When such a man will have “awaken”, ready for a true social life, he will decide to improve himself in his work. As a physicist, a plumber or an engineer, he will have access to the movies that will allow him to move forward in his specialty. Migrations of people, structure of societies, philosophical principles, mathematical knowledge, sea streams, new laws of electronics will be explained on film and will become clear to everyone. Every technical problem can therefore be overcome. But one has to be able to use rationally this new principle.
Animation goes beyond borders. Cartoons speak all languages. What we create in the US can be shown in France or in Germany, in India or in Japan, through the world of children and adults. That’s where both artistic cartoons and educational cartoons find their meaning.

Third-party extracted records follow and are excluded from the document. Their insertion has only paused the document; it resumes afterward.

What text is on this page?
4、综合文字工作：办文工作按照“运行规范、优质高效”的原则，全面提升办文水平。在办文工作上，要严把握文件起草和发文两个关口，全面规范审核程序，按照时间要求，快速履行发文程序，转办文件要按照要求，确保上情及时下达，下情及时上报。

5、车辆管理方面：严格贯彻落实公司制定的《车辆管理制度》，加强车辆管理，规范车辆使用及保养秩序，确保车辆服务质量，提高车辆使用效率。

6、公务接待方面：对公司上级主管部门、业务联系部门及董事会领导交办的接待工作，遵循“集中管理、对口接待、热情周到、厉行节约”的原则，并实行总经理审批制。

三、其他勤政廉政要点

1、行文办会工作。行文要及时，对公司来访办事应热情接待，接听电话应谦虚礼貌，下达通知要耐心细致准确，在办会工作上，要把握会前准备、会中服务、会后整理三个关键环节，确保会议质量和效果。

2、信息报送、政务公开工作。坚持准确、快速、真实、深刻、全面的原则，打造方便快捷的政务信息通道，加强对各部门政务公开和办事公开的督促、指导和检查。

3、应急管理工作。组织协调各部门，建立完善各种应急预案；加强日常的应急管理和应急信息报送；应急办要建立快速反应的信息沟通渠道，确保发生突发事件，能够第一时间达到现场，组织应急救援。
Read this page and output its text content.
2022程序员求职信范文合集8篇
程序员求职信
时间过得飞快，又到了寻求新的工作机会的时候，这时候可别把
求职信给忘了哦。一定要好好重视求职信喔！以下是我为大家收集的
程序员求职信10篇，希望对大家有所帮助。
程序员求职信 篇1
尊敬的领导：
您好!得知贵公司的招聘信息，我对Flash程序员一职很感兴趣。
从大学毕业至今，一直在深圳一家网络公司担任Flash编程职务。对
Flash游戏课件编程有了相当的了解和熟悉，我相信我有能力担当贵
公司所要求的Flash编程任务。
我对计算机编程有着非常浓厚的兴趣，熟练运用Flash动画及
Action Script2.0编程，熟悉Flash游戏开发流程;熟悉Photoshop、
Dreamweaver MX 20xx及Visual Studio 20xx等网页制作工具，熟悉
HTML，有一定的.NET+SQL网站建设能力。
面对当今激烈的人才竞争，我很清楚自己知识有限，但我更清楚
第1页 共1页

The word of animation is the world of our imagination, a world in which the sun, the moon, the stars and all the living things are run by us. We harvest a small character in our imagination and, if he disobeys us, we erase him with a rubber. Our tools are those that the mind can imagine and that the hand can draw, the whole of human experience: the real world of war and peace and the world of dreams, color, music, sound, and most of all movement. It’s a fascinating activity, but to explain it we have to mention pegs and exposure-sheets, frames and sketches, time spent in the sweatbox and acoustic tempos. The history of animated cartoons is in itself of huge web of intertwined data."